Agar nasabah semakin aktif di Allo Bank, pihaknya terus berupaya menjalin kemitraan strategis dengan berbagai ekosistem terkemuka lainnya melalui penerapan model Open Banking dalam upaya mengembangkan ekosistem digital dan meningkatkan nilai layanan finansial yang disediakan oleh Bank secara contextual, terutama untuk sektor2 yang dekat dengan aspek-aspek kehidupan nasabah.

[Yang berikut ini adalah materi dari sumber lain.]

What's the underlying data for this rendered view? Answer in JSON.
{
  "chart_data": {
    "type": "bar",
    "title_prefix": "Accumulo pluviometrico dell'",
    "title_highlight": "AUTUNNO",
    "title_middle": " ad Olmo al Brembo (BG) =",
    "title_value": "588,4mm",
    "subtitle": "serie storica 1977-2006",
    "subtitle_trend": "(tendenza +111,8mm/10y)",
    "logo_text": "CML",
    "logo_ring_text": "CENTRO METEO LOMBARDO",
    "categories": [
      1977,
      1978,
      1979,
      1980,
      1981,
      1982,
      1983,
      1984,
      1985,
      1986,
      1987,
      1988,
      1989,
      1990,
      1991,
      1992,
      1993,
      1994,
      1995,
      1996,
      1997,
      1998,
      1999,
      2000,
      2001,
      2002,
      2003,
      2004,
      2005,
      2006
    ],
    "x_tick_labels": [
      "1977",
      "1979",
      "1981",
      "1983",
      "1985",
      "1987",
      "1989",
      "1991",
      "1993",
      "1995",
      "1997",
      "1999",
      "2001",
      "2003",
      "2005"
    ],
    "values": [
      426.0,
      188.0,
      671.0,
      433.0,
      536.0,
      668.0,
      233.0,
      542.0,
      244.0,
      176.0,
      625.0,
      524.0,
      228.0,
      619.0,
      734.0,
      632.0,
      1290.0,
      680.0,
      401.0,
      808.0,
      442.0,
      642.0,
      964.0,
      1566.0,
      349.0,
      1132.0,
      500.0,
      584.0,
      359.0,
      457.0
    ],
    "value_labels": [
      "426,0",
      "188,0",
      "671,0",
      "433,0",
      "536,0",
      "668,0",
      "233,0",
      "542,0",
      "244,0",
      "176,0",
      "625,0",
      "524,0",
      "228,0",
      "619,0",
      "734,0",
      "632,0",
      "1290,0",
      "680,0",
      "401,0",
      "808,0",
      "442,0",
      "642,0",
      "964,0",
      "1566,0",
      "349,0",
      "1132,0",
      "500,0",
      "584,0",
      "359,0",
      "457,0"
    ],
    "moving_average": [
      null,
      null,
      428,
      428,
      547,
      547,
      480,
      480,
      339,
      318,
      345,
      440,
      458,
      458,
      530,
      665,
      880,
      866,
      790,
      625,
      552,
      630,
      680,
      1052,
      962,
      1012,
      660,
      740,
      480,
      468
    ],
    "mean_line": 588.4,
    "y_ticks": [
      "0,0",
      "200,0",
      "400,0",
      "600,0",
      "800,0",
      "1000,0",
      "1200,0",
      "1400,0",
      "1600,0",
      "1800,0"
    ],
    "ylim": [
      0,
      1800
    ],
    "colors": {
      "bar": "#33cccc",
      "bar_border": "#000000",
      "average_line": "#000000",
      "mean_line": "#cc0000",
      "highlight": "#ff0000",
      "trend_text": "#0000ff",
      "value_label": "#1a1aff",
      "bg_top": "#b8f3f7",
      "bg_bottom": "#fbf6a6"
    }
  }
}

Adapun dari sisi fintech P2P landing, Perusahaan penyelenggara fintech P2P lending, PT Inovasi Terdepan Nusantara atau KrediOne mencatat penyaluran pinjaman sampai dengan kuartal I/2025 kurang lebih mencapai Rp 2 triliun.
“Pada kuartal I/2025 dibanding kuartal I/2024 kurang lebih kami tumbuh 60%, keseluruhan pembiayaan,” ungkap CEO KrediOne Kuseryansyah.
Seperti diketahui, KrediOne saat ini fokus pada pembiayaan segmen konsumtif. “Hari ini kami masih dengan cash loan, tapi kami sudah mencoba terus explore, pasang telinga tentang apa sebenarnya yang dibutuhkan oleh generasi Y dan generazi Z, di mana kalangan ini adalah mayoritas pelanggan kita. Dengan keunikannya, kita harus punya cara untuk masuk segmen ini,” ujarnya.
Adapun fintech AdaKami, berhasil menyalurkan pinjaman konsumtif kepada nasabah sebesar Rp3,94 triliun pada kuartal pertama tahun 2025. Perusahaan P2P lending tersebut juga merinci terdapat 955.400
peminjam aktif pada periode tersebut.
“Keberhasilan ini juga diimbangi dengan tingkat keberhasilan pengembalian sebesar 99,82% yang memang cukup jauh di atas ambang batas 95% yang ditentukan oleh OJK,” ujar Chief of Public Affairs AdaKami, Karissa Sjawaldy.
Sampai saat ini, AdaKami juga telah menggaet 8,23 juta peminjam-perorangan, dengan jumlah peminjam aktif-perorangan sebanyak 1,43 juta transaksi.